Vol. 74/No. 24      June 21, 2010

State laws used to go
after right to abortion
(front page)
DES MOINES, Iowa—About 370 antiabortion bills have been introduced in state legislatures in 2010, reports the Guttmacher Institute.

In Mississippi a new law prohibits insurers from covering abortion in the new “insurance exchanges” provided for in the federal health-care bill.

The Oklahoma legislature overrode Gov. Brad Henry’s vetoes of three antiabortion laws, the latest of which requires doctors performing abortions to answer 38 questions about each woman’s abortion, including her reason for wanting it.

New laws in Arizona restrict abortion coverage under the state employees’ health plan, Medicaid, and health insurance exchanges, and imposes stricter reporting requirements on doctors.

On April 13 Nebraska governor David Heineman signed a law outlawing most abortions 20 weeks or more after conception, citing the capacity of the fetus to "experience pain." The law it replaced set the limit based on fetal viability, generally considered to be at 22 weeks or later. The state’s legislature had passed the law by a 44-5 vote.

The new law provides for exceptions only in the case of medical emergency, the pregnant woman’s imminent death, or a serious risk of “substantial and irreversible impairment of a major bodily function.”

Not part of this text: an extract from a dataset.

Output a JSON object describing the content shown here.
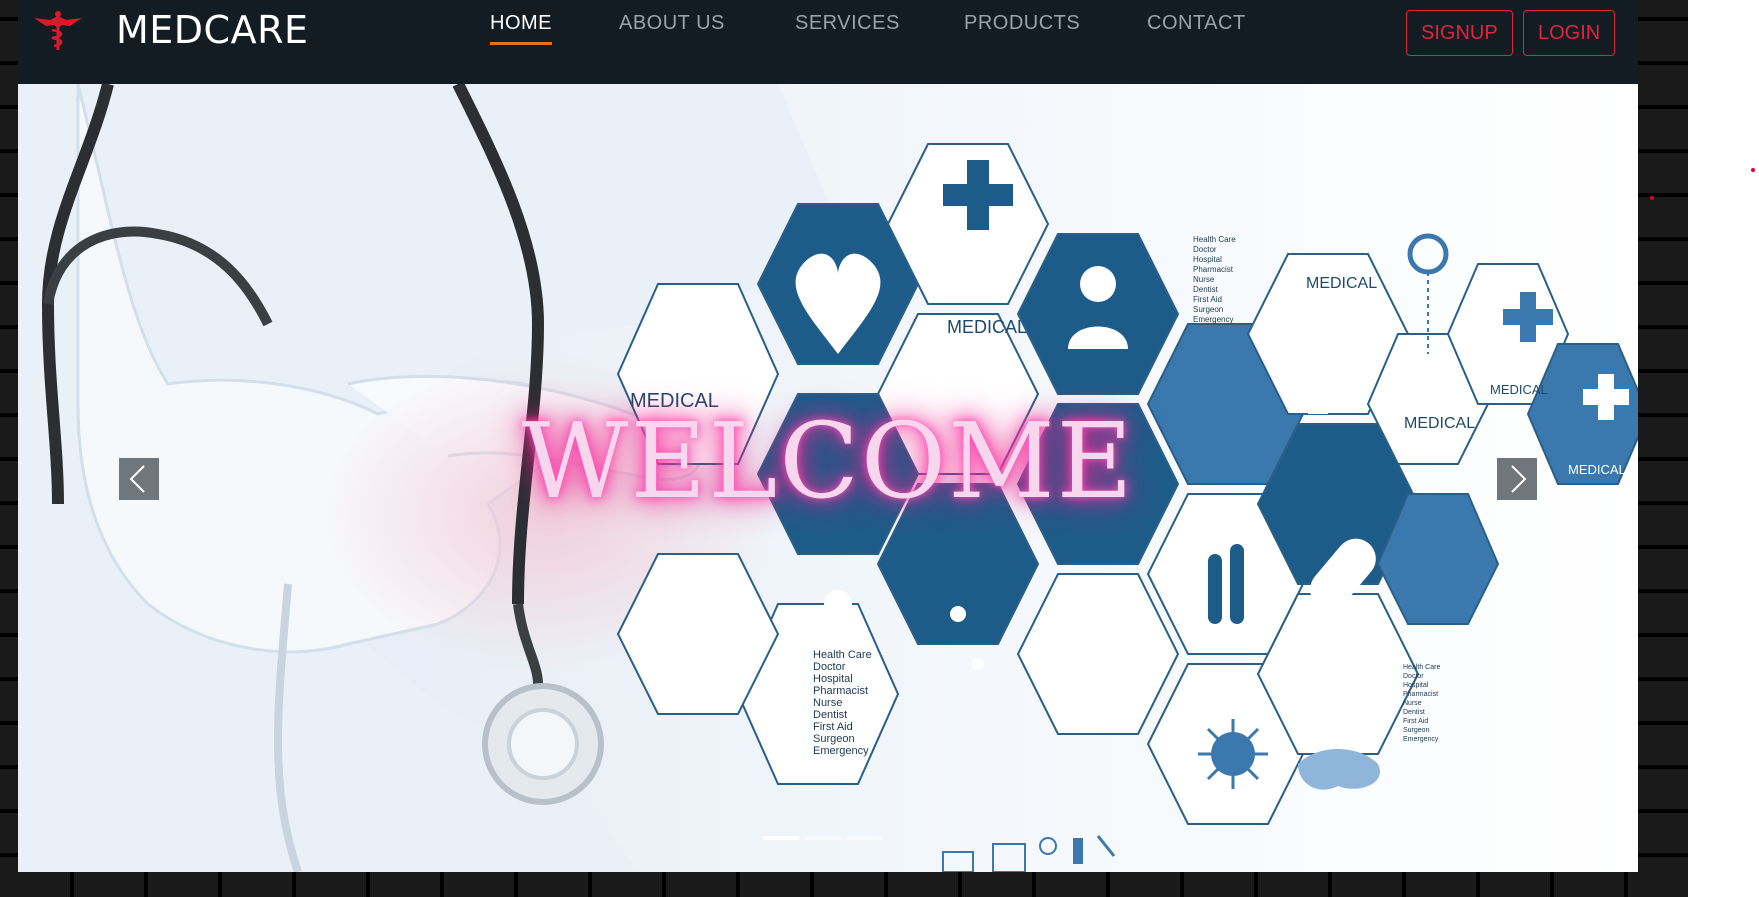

Last year after the murder of Wichita abortion provider Dr. George Tiller by antiabortion rightist Scott Roeder, Dr. LeRoy Carhart, an abortion provider who has a clinic in Bellevue, Nebraska, announced he would begin carrying out late-term abortions in his clinic to replace the void left by Tiller’s murder.

Nebraska legislature leader Michael Flood spearheaded a campaign to restrict abortion rights. “Speaker Flood was in a position to do something to ensure that Nebraska does not become the late term abortion capital of the Midwest and we thank him for his diligence and leadership in introducing and prioritizing” the law, said Julie Schmit-Albin, executive director of Nebraska Right to Life.

While the overall number of abortions has been declining since 1990, the rates among working-class women have gone up, according to a study by the Guttmacher Institute, a foundation that supports abortion rights. Some 69 percent of women choosing abortion have incomes below 200 percent of the federal poverty level. The federal poverty level is only $10,830 for a single woman without children.

The report gave figures underlining the importance for women to have access to safe and legal abortion. “Each year, two percent of women aged 15-44 have an abortion; half have had at least one previous abortion,” the study stated.